"A Liderança Feminina deve passar a fazer parte da realidade das organizações"
Num setor cada vez mais estratégico para as famílias portuguesas, a intermediação de crédito tem vindo a afirmar-se como uma atividade onde a competência, a ética e a proximidade fazem toda a diferença. Também aqui, as mulheres têm conquistado um espaço de crescente relevância, assumindo posições de liderança e contribuindo para uma transformação assente na confiança, na transparência e na excelência do serviço prestado.

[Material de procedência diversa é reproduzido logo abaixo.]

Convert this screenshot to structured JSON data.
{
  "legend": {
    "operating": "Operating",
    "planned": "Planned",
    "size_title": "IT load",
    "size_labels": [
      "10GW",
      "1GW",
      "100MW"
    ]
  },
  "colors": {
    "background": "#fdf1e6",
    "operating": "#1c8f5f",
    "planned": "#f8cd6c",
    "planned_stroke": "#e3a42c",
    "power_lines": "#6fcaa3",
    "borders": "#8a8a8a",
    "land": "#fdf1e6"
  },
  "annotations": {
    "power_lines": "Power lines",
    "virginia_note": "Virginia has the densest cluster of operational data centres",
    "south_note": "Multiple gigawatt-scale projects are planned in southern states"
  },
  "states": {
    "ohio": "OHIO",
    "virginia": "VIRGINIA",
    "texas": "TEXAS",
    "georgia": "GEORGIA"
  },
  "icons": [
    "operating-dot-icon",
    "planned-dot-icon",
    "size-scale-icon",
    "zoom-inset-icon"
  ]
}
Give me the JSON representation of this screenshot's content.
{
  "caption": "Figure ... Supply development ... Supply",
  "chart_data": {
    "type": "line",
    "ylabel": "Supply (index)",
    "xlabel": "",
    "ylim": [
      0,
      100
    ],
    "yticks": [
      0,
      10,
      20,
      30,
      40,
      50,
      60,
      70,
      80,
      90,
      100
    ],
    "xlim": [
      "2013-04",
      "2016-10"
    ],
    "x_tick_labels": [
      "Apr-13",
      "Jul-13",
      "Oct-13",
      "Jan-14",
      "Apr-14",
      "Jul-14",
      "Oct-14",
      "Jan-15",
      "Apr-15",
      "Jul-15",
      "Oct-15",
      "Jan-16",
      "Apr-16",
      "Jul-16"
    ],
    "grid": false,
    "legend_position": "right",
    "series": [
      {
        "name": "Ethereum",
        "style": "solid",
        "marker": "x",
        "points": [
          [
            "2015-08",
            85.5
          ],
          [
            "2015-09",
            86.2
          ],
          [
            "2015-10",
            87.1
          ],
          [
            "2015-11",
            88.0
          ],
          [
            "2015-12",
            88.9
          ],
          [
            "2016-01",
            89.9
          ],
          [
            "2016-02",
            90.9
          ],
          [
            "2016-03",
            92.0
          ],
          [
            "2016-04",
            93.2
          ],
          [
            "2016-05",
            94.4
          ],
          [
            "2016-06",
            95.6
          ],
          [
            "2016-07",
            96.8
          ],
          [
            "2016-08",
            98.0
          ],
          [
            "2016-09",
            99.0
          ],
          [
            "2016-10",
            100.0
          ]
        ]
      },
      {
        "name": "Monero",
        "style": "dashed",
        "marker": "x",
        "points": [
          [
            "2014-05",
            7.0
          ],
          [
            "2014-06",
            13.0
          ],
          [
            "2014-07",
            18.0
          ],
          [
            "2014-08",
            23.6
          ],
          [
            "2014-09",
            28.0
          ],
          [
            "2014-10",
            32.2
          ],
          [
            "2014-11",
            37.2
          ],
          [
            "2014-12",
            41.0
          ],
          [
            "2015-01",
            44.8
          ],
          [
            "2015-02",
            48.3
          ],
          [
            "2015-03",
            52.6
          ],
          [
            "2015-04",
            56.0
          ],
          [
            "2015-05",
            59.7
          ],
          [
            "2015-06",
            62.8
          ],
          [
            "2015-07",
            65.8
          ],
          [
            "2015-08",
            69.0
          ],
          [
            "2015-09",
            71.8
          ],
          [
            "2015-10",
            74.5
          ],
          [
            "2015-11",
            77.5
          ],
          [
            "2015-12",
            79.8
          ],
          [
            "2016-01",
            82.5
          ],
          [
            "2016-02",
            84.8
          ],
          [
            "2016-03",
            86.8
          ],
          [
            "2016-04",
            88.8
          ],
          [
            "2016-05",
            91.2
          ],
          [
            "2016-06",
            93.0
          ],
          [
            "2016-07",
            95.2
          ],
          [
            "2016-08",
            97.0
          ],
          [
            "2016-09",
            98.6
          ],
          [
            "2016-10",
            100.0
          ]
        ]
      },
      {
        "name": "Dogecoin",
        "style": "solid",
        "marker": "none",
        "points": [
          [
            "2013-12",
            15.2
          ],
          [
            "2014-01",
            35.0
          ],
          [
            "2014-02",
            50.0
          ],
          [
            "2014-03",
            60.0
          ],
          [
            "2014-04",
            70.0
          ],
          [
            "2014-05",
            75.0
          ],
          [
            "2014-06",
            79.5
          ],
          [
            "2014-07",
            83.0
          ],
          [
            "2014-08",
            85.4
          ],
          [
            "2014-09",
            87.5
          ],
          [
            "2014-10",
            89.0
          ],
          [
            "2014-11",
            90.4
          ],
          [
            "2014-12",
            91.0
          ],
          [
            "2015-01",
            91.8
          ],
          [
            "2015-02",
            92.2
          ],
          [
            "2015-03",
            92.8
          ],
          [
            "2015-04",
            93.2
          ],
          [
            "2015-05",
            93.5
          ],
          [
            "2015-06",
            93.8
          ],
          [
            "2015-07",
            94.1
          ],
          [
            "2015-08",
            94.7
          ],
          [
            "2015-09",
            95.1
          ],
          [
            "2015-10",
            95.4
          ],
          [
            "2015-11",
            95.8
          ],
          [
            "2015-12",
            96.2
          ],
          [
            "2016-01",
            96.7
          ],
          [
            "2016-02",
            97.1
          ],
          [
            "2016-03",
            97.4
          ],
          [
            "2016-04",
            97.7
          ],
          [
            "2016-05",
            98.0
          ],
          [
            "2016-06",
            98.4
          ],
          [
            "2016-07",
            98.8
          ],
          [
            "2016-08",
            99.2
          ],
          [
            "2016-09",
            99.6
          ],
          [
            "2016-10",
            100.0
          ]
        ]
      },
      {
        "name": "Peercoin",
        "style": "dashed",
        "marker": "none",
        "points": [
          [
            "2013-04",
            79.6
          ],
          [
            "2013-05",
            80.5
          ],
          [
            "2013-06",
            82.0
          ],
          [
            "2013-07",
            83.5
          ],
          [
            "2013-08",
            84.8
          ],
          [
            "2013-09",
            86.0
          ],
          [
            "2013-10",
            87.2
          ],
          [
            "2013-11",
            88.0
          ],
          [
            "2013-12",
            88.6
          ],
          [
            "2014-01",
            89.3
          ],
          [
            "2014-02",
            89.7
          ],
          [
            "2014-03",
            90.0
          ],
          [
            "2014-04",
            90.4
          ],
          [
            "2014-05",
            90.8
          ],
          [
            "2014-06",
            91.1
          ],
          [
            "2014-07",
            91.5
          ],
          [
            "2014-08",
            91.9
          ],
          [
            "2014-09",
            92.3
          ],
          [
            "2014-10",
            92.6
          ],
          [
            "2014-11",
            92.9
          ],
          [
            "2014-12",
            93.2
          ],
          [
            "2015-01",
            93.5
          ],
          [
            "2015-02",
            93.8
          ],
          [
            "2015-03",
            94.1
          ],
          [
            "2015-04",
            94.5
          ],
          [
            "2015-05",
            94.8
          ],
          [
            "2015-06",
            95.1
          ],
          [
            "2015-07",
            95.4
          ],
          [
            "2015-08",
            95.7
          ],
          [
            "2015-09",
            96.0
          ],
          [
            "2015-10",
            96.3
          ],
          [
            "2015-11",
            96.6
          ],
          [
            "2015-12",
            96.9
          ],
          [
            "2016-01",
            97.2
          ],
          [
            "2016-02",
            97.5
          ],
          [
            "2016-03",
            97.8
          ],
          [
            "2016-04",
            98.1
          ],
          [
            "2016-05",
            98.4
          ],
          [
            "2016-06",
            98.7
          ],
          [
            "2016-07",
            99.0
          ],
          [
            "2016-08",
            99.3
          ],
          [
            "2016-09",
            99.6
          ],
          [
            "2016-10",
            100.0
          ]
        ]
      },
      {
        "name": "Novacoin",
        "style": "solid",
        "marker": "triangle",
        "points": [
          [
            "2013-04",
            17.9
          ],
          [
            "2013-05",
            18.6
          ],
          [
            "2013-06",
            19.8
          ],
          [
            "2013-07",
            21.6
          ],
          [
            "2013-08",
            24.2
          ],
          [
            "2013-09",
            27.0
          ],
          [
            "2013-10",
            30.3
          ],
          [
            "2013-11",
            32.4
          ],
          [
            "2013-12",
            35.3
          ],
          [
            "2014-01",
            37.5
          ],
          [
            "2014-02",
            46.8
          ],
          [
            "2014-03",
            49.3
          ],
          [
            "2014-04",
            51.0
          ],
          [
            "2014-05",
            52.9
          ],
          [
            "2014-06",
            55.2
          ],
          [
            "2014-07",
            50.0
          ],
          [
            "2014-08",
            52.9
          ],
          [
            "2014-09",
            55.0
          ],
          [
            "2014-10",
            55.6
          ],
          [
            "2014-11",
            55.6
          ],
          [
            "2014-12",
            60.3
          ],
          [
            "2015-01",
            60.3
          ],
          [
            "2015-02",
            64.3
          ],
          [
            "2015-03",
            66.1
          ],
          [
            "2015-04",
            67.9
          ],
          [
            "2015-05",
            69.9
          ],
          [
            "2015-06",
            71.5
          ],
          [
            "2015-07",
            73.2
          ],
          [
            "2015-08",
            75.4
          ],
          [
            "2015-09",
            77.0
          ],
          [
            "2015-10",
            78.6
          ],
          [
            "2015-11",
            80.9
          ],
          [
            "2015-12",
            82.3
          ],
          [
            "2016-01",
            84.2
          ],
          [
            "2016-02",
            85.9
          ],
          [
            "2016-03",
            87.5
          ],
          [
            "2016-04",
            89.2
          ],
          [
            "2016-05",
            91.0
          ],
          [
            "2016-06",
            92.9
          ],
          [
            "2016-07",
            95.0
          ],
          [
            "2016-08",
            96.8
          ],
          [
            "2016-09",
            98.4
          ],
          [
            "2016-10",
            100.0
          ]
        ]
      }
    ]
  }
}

É neste contexto que conversamos com Susana Morais Barbosa, Mortgage Broker da Maxfinance Atlas Mortgage, uma profissional que acredita que liderar é muito mais do que alcançar resultados comerciais: é criar relações de confiança duradouras, pautadas pela integridade, credibilidade e profissionalismo. Para a nossa interlocutora, cada processo representa a oportunidade de colocar o cliente no centro da decisão, conciliando rigor técnico, sensibilidade humana e um profundo respeito pelos parceiros de negócio, sempre em conformidade com as exigências regulatórias.
Nesta entrevista, refletimos sobre o papel das mulheres no setor da intermediação de crédito, os desafios que ainda persistem, a evolução da profissão e a importância de uma liderança que alia conhecimento, ética e compromisso com as pessoas. Uma conversa inspiradora sobre o presente e o futuro de uma atividade essencial para a literacia financeira e para a concretização dos projetos de vida de milhares de portugueses.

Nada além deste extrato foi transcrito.